Michael Lewis Says High Frequency Trading Rips Off Investors. Michael Lewis Is Clearly Wrong
THERE’S been a bit of a furore over in the US about the new Michael Lewis book. He’s saying that all this high speed trading (that’s the stuff done by computers in nanoseconds) is just a rip off of the average investor. The sad thing is that he’s got it entirely wrong.
What HFT does do is add more liquidity to the markets. That is, there’s just more people buying and selling as a result of their activity. Because their activity is buying and selling, so obviously there’s more of it going on.
And when there’s more liquidity then the bid ask spread becomes narrower. That’s a bit of jargon, true, but it’s also true. The difference between the buy price, the one you can buy for, gets smaller with respect to the price that you can sell for. That’s what a smaller “spread” means, that the difference between what you can buy for and what you can sell for becomes smaller.

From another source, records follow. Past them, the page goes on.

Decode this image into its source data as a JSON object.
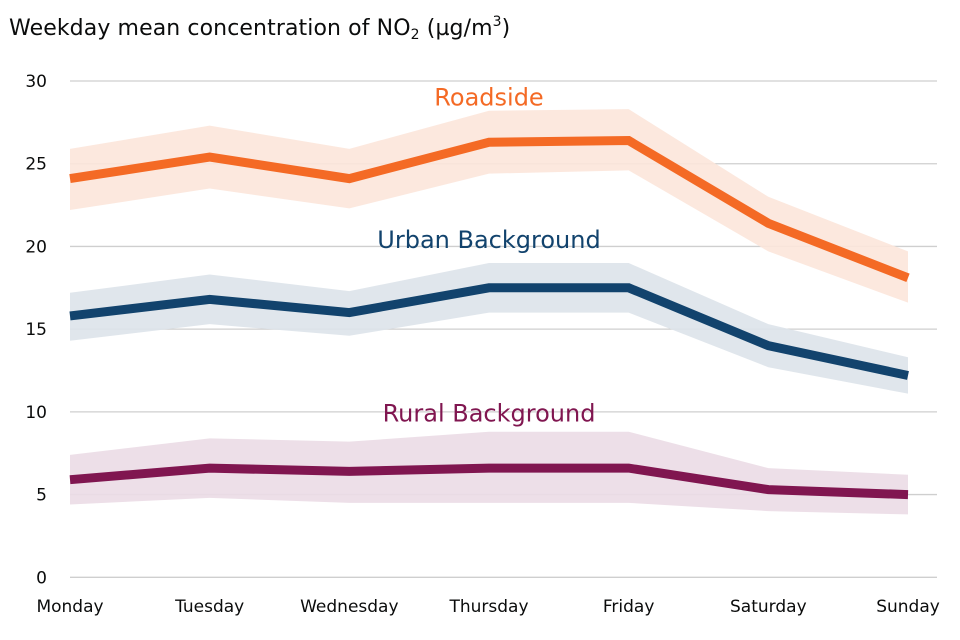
{
  "chart_data": {
    "type": "line",
    "title": "Weekday mean concentration of NO",
    "title_subscript": "2",
    "title_units_prefix": " (µg/m",
    "title_units_superscript": "3",
    "title_units_suffix": ")",
    "xlabel": "",
    "ylabel": "",
    "categories": [
      "Monday",
      "Tuesday",
      "Wednesday",
      "Thursday",
      "Friday",
      "Saturday",
      "Sunday"
    ],
    "ylim": [
      0,
      30
    ],
    "yticks": [
      0,
      5,
      10,
      15,
      20,
      25,
      30
    ],
    "grid": true,
    "legend": "inline labels",
    "series": [
      {
        "name": "Roadside",
        "color": "#f46a25",
        "band_color": "#fce5da",
        "values": [
          24.1,
          25.4,
          24.1,
          26.3,
          26.4,
          21.4,
          18.1
        ],
        "upper": [
          25.9,
          27.3,
          25.9,
          28.2,
          28.3,
          23.0,
          19.7
        ],
        "lower": [
          22.2,
          23.5,
          22.3,
          24.4,
          24.6,
          19.7,
          16.6
        ]
      },
      {
        "name": "Urban Background",
        "color": "#12436d",
        "band_color": "#dde3ea",
        "values": [
          15.8,
          16.8,
          16.0,
          17.5,
          17.5,
          14.0,
          12.2
        ],
        "upper": [
          17.2,
          18.3,
          17.3,
          19.0,
          19.0,
          15.3,
          13.3
        ],
        "lower": [
          14.3,
          15.3,
          14.6,
          16.0,
          16.0,
          12.7,
          11.1
        ]
      },
      {
        "name": "Rural Background",
        "color": "#801650",
        "band_color": "#ebdce5",
        "values": [
          5.9,
          6.6,
          6.4,
          6.6,
          6.6,
          5.3,
          5.0
        ],
        "upper": [
          7.4,
          8.4,
          8.2,
          8.8,
          8.8,
          6.6,
          6.2
        ],
        "lower": [
          4.4,
          4.8,
          4.5,
          4.5,
          4.5,
          4.0,
          3.8
        ]
      }
    ],
    "annotations": [
      {
        "text": "Roadside",
        "series": "Roadside",
        "anchor_category": "Thursday",
        "anchor_value": 29.0
      },
      {
        "text": "Urban Background",
        "series": "Urban Background",
        "anchor_category": "Thursday",
        "anchor_value": 20.4
      },
      {
        "text": "Rural Background",
        "series": "Rural Background",
        "anchor_category": "Thursday",
        "anchor_value": 9.9
      }
    ]
  }
}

And obviously, you buy shares in order to sell them again at some point in the future. So the smaller the difference between those two prices at any one time the less it will cost you to invest in that share. Another way of saying the same thing is that you’re paying a smaller commission to hte people running the stock market for making your investment.
So, HFT provides liquidity, it does this through trading, more trading means smaller spreads and that saves the individual investor money. Sure, the HFT guys are making money too: but what the hell do we care if we’re saving money ourselves?
To put it a different way. Sure, the supermarkets make money out of us buying stuff from them. But it’s still cheaper for us to shop there than it is to buy everything from little corner stores. Which is why we shop in supermarkets, obviously.